Not too long ago I wrote a story about how to build your own log cabin. Now that they have all been finished, how did you furnish them? Did you go to the nearest furniture store or did you simply go to your computer and order things from E-Bay and pay by PayPal? If the pioneers heard that, they would accuse you of “hitting the bottle!” That may be fine and dandy for this generation, but what did our forefathers do?
A few families brought a few cherished pieces with them from the “old country.” Otherwise it was the “home made” variety and very simple. To make a kitchen cupboard, holes were bored in the logs of the cabin with a large auger and fitted with stout pins. On these pins were laid clapboards to form the shelves of a “china closet.” A few yards of calico would form a curtain for the cabinet and decorate it nicely.
If someone had a large box or packing case it was made to do duty as a table, until a better one could be gotten. The frontier bedstead would be regarded as a curiosity by people of the present time. It was a stationary affair built in one comer of the cabin. A straight sapling, three or four inches in diameter, extended from the floor to the ceiling to form the outer corner. From this sapling small poles extended to the end and side walls, where they rested in the cracks between the logs, or in holes bored to receive them. Boards were then laid across, or a network of ropes was made to receive the bedding. Persons accustomed to steel springs and a felt mattress might think such a bed would be uncomfortable. But when a “tick” filled with clean straw, wild hay or com husks was placed on the boards or rope network and surmounted by the plump feather tick, the pioneers had a satisfactory resting place. During the cold winter the meager stock of blankets and quilts was supplemented by buffalo robes, overcoats and other wearing apparel to protect from the cold.

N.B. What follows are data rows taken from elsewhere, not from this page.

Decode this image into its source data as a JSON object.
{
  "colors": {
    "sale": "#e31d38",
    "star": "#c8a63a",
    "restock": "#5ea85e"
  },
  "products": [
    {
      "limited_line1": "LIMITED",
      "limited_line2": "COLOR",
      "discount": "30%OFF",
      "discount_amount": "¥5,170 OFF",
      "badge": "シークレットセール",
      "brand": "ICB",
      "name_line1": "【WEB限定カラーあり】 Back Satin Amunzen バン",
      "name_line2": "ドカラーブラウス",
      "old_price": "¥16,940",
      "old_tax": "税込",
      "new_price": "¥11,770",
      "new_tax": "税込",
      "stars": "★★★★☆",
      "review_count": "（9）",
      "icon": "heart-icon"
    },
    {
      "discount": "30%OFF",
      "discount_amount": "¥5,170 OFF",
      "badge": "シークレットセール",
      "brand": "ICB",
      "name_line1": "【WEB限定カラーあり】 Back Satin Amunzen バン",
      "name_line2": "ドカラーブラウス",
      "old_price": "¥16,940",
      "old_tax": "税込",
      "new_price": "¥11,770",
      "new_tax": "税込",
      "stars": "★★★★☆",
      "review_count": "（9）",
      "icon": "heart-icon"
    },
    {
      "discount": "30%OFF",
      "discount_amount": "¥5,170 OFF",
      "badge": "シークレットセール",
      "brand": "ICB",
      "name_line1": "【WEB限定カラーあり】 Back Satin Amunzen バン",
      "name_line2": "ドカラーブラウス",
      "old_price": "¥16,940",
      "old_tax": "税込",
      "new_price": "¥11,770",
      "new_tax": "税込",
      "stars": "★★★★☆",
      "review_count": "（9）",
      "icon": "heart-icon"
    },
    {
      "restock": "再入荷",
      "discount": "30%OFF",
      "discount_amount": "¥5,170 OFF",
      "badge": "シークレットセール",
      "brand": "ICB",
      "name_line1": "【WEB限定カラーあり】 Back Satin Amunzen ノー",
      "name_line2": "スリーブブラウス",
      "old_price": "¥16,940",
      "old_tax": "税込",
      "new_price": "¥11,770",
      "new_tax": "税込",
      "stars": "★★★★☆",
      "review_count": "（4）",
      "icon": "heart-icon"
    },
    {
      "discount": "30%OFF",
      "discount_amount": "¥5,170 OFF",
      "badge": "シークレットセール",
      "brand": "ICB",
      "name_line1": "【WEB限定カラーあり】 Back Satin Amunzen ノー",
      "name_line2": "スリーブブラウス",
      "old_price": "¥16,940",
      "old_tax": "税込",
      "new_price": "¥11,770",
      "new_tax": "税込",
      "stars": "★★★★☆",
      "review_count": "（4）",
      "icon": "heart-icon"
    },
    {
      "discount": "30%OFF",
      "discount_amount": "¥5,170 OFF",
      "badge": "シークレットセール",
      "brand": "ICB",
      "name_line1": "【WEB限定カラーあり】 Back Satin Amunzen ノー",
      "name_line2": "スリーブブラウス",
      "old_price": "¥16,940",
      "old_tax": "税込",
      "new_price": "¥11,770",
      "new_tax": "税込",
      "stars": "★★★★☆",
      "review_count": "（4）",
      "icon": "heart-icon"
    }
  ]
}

Cooking stoves were rare and most of the meals were prepared at the fireplace. The principal cooking utensils were a large iron pot, a long handled skillet with an iron lid, a cast iron teakettle and a coffee pot. Bread was baked in the skillet by setting it on a bed of coals and placing more coals on the lid to make it bake evenly. The iron pot was used for preparing the “boiled dinner” which consisted of meat and several kinds of vegetables. As many of the pioneers were from the eastern U.S. states, this kind of meal was called the “New England dinner.”
Somewhere in the cabin were two hooks, formed from the forks of smaller trees, for a “gun rack.” Here rested the long, heavy rifle of the settler and suspended from one of the hooks was the bullet pouch and powder horn. Such a rifle was a necessity of the frontier. Upon it the settler depended for protection against marauding bands of Indians and it enabled him to provide a supply of meat for the family. Such was the life of the pioneers!
So now that you know how all of that works, you are ready to furnish your new home! Oh, where are Sears and Ikea when we need them?